DK Science: Prehistoric Life
Since life began, more than 3.5 billion years ago, evolution has produced an enormous variety of living things. The earliest living things were simple, microscopic forms, such as bacteria. They evolved into increasingly complex creatures, eventually developing into the animals we know today. However, some animals, such as DINOSAURS, have become extinct.
Like many insects, dragonflies have barely changed since they first evolved. Insects are a remarkably successful group of animals that first appeared around 400 million years ago. About 320 million years ago, some insects evolved wings, making them the earliest animals to fly.
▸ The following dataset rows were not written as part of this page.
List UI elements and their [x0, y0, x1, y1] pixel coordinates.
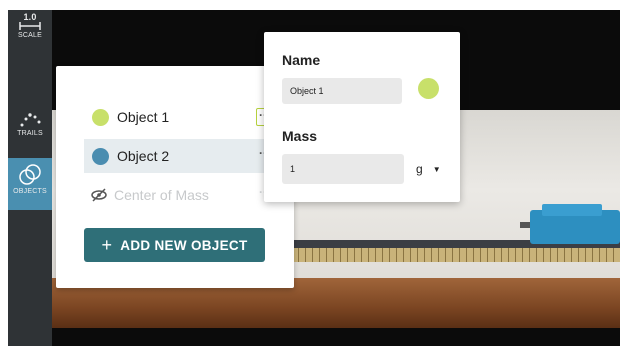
- add-new-object-label: ADD NEW OBJECT: [120, 237, 248, 253]
- name-heading: Name: [282, 52, 321, 68]
- video-cart-top: [542, 204, 602, 216]
- mass-unit-select[interactable]: g ▼: [416, 162, 441, 176]
- ruler-icon: [19, 22, 41, 30]
- object-properties-popover: Name Object 1 Mass 1 g ▼: [264, 32, 460, 202]
- plus-icon: +: [101, 234, 113, 255]
- object-color-dot: [92, 147, 109, 165]
- add-new-object-button[interactable]: + ADD NEW OBJECT: [84, 228, 265, 262]
- object-label: Center of Mass: [114, 187, 209, 203]
- objects-panel: Object 1 ··· Object 2 ··· Center of Mass…: [56, 66, 294, 288]
- scale-value: 1.0: [23, 12, 37, 22]
- object-row-1[interactable]: Object 1 ···: [84, 100, 280, 134]
- mass-heading: Mass: [282, 128, 318, 144]
- name-field[interactable]: Object 1: [282, 78, 402, 104]
- trails-label: TRAILS: [17, 130, 43, 137]
- hidden-eye-icon[interactable]: [90, 188, 108, 202]
- chevron-down-icon: ▼: [432, 164, 441, 174]
- left-toolbar: 1.0 SCALE TRAILS OBJECTS: [8, 10, 52, 346]
- video-ruler: [292, 248, 620, 262]
- objects-label: OBJECTS: [13, 188, 47, 195]
- mass-unit-value: g: [416, 162, 423, 176]
- scale-tool[interactable]: 1.0 SCALE: [8, 12, 52, 52]
- mass-field[interactable]: 1: [282, 154, 404, 184]
- scale-label: SCALE: [18, 32, 42, 39]
- object-color-picker[interactable]: [418, 78, 439, 99]
- object-row-center-of-mass[interactable]: Center of Mass ···: [84, 178, 280, 212]
- object-label: Object 1: [117, 109, 170, 125]
- objects-icon: [19, 164, 41, 185]
- object-color-dot: [92, 108, 109, 126]
- object-label: Object 2: [117, 148, 170, 164]
- object-row-2[interactable]: Object 2 ···: [84, 139, 280, 173]
- objects-tool[interactable]: OBJECTS: [8, 158, 52, 210]
- trails-icon: [20, 113, 41, 127]
- trails-tool[interactable]: TRAILS: [8, 110, 52, 154]
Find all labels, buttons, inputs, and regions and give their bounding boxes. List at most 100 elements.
Between about 206 and 65 million years ago, long necked reptiles called plesiosaurs lived in the oceans. Elasmosaurus was one of the largest. As plesiosaurs have no living relatives, scientists can only guess how they lived and moved. The huge flippers may have worked like the oars of a boat, pulling the animal along, or they might have provided propulsion by moving up and down.
Beginning 540 mya, this era lasted for 290 million years. Fish appeared in the seas and rivers around 500 mya. Over time, some of these developed legs and lungs, giving rise to amphibians. Later, reptiles, such as Dimetrodon, evolved from these air-breathing amphibians.
This era lasted from 250 to 65 mya. It was dominated by dinosaurs, pterosaurs, and giant sea reptiles. Birds evolved about 150 mya. Placental mammals evolved from more primitive mammals at the end of the era.
An extinct group of land-living reptiles, dinosaurs had erect legs set under their bodies rather than out to the side. All dinosaurs fall into one of two types, depending on the shape of their hip bones. Their closest living relatives are birds, which evolved from meat-eating dinosaurs.
The hips of all dinosaurs had three bones, the ilium, ischium, and pubis. The so-called bird-hipped, or ornithischian, dinosaurs were all plant-eaters.